Here is the building in "daylight" ...
...with a sweet little bracket light over the entrance.
Along the wall there are six over-scale bulkhead lights.
They consist of slices of Bic pen with the LEDs poked down the tube. The black "hoods" are a bodger's attempt to (a) reduce the visual impact of the over-scale fittings and (b) to disguise fbb's incompetent sawing of the brittle Bic! Neither bodge is overly successful, but from the normal viewing distance it will do!

For Tomorrow's Blog ...
What links a blue train in the UK ...

... with a pink bus that once ran in Eastleigh ...
... an a dark green train with pale pink bits n France?
All will be revealed tomorrow!

NO Thanks, First, For The View
The great thing about windows is that you can see though them. On a lengthy trip from Doncaster to Rotherham via Edlington and Maltby, fbb's enjoyment of the ride was partially impaired by this mega sticker on the top deck of his First Bus bus.

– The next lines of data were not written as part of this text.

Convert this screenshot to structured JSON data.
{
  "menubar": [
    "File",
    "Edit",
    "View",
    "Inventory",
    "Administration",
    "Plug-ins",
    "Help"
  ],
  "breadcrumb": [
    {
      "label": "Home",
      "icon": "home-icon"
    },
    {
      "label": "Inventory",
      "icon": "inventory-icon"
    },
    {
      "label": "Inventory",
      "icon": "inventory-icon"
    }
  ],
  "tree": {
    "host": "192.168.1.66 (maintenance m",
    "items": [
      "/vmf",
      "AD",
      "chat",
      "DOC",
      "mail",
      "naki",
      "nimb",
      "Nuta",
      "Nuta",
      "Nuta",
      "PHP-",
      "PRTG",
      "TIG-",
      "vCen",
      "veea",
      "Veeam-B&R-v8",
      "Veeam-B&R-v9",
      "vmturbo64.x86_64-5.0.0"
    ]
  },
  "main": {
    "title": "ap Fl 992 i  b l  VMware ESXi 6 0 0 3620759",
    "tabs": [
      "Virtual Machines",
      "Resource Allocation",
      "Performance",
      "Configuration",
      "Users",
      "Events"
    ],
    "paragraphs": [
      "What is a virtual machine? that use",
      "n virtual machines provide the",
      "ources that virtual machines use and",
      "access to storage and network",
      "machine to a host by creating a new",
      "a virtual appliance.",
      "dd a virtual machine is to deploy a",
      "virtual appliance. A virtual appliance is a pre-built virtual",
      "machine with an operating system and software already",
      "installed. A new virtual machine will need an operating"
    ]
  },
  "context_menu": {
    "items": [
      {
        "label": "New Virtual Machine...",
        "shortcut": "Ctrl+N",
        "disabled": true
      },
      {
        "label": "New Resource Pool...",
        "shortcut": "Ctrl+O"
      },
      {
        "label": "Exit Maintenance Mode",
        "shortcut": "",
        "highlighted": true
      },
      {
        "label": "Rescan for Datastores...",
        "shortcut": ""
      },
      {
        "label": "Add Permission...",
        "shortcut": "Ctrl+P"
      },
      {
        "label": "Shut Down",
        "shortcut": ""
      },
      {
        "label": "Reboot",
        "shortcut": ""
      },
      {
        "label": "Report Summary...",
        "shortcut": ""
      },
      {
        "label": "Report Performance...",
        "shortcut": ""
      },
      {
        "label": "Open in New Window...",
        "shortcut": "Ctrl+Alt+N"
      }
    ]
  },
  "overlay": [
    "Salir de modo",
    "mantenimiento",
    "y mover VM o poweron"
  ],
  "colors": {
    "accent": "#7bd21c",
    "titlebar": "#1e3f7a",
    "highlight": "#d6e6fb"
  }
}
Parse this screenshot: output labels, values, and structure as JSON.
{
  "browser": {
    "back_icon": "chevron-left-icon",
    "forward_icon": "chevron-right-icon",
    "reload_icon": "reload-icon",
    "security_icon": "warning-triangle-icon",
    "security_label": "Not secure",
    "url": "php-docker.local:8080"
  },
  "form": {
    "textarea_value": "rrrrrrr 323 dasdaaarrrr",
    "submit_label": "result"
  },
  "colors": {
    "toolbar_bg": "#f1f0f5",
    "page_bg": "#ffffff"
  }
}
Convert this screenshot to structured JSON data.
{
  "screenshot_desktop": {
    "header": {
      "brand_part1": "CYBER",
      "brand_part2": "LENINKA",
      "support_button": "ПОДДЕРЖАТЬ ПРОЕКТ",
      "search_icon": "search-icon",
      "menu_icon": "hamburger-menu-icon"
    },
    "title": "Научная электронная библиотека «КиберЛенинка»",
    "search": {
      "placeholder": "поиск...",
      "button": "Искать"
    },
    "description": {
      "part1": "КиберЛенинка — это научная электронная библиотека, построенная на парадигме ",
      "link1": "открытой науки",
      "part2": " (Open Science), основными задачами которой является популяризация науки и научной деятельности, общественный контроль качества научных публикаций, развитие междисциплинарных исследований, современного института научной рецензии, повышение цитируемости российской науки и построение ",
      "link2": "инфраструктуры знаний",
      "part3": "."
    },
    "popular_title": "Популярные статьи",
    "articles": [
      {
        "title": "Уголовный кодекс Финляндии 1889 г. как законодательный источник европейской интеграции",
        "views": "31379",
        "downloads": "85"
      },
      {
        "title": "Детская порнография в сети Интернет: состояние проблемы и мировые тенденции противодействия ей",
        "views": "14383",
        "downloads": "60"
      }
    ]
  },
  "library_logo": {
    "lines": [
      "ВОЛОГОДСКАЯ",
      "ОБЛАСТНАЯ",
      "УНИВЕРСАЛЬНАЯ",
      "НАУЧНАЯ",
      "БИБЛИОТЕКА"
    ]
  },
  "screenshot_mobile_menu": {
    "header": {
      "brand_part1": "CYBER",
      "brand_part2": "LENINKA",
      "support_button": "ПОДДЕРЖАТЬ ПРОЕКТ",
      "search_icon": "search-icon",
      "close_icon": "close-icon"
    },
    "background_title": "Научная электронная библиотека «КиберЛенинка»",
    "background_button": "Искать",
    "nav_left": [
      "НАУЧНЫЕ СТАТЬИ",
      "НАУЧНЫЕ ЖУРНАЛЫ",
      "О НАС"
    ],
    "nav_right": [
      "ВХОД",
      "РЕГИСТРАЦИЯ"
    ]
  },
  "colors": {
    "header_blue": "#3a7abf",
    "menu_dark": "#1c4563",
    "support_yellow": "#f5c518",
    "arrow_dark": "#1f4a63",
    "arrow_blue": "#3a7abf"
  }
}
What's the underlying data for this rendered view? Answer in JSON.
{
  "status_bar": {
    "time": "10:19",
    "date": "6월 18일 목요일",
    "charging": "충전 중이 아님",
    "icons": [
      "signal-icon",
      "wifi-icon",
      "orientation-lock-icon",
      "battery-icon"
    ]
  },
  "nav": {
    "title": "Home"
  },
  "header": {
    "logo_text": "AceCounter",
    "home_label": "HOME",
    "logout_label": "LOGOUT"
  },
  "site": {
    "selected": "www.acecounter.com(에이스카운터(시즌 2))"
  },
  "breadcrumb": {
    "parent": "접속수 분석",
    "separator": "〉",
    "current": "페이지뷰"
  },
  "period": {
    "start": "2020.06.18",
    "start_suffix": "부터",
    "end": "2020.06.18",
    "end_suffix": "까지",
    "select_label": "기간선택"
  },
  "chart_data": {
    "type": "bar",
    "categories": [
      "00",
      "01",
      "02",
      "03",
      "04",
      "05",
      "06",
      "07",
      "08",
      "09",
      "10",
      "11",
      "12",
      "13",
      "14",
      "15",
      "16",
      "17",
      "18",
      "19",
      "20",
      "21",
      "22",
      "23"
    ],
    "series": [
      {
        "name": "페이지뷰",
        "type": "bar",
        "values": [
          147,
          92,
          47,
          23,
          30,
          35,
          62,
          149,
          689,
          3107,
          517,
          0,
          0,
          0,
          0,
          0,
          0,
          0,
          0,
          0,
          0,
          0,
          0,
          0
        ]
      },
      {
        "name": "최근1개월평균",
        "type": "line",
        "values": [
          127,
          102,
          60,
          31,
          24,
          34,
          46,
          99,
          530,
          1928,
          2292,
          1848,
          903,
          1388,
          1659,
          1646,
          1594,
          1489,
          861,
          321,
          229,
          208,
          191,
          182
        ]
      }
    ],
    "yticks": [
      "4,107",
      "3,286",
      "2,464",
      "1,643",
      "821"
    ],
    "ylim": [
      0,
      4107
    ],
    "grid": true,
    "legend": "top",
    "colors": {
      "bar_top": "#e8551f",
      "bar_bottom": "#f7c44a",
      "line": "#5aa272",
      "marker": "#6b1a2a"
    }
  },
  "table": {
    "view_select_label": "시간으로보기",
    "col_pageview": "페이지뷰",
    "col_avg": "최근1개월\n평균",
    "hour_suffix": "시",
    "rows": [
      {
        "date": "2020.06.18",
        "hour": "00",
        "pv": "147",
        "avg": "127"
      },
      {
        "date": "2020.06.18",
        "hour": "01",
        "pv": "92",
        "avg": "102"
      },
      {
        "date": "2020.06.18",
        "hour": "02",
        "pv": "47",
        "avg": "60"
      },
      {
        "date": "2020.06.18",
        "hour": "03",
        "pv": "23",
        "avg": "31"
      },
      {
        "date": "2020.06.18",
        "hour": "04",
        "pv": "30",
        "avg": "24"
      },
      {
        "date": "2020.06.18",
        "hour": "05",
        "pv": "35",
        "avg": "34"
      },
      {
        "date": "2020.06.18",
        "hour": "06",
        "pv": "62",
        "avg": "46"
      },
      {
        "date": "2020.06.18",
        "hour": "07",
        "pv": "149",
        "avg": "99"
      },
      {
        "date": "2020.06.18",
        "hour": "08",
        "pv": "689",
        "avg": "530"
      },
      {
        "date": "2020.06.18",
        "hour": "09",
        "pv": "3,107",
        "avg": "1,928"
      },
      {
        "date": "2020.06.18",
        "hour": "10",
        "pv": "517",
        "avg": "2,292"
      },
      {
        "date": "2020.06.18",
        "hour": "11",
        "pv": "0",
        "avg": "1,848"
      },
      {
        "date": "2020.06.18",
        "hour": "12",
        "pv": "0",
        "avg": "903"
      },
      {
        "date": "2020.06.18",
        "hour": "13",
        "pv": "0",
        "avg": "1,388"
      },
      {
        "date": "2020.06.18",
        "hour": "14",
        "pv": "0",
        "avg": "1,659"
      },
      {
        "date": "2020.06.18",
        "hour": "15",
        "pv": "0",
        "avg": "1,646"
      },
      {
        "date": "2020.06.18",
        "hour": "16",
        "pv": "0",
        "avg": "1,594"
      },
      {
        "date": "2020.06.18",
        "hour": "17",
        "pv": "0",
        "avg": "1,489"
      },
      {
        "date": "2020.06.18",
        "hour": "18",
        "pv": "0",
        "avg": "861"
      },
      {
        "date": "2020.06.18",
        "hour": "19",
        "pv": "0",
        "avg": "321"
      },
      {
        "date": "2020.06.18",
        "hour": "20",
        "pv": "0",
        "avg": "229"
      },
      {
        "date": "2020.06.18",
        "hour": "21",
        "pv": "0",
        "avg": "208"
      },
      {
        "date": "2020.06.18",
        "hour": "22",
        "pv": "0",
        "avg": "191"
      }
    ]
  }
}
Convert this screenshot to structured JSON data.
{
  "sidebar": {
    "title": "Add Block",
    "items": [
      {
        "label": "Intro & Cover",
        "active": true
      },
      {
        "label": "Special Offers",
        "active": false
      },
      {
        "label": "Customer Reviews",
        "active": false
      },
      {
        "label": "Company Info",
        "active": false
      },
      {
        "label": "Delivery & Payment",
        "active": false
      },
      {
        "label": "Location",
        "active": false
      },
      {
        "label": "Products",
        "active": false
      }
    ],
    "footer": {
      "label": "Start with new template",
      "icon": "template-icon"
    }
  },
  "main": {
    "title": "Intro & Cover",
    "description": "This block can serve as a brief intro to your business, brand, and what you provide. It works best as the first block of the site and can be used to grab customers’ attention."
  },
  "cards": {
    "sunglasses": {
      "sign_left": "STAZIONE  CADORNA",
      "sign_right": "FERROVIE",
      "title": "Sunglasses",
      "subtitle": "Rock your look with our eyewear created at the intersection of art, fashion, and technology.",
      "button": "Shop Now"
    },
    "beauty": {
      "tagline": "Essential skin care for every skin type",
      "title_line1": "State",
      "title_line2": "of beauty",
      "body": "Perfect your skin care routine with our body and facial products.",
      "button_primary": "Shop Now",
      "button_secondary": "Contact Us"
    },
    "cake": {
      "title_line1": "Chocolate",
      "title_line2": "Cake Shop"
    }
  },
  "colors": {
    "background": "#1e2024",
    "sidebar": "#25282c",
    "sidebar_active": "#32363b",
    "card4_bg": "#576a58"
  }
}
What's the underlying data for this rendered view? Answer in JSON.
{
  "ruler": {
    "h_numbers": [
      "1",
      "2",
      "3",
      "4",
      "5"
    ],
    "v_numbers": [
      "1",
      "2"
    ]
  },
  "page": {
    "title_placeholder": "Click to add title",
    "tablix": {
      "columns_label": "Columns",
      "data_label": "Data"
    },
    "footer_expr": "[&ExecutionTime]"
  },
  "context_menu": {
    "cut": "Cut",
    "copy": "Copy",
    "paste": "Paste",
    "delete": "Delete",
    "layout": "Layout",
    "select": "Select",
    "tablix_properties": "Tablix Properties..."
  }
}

What was more upsetting to fbb was that it was promotion for "Pride". As a committed and Biblical Christian fbb simply cannot accept the promotion of the "gay" life-style. It is contradictory to 4000 years of Holy Scripture.

Please keep your "Pride" private allowing personal choice to remain personal.

Stop offending those who wish to see a Godly nation with Godly morality upheld in this sadly broken world.

At least let us have a few buses bedecked with helpful and uplifting extracts from Scripture as an alternative.
But don't plaster the Words across a window.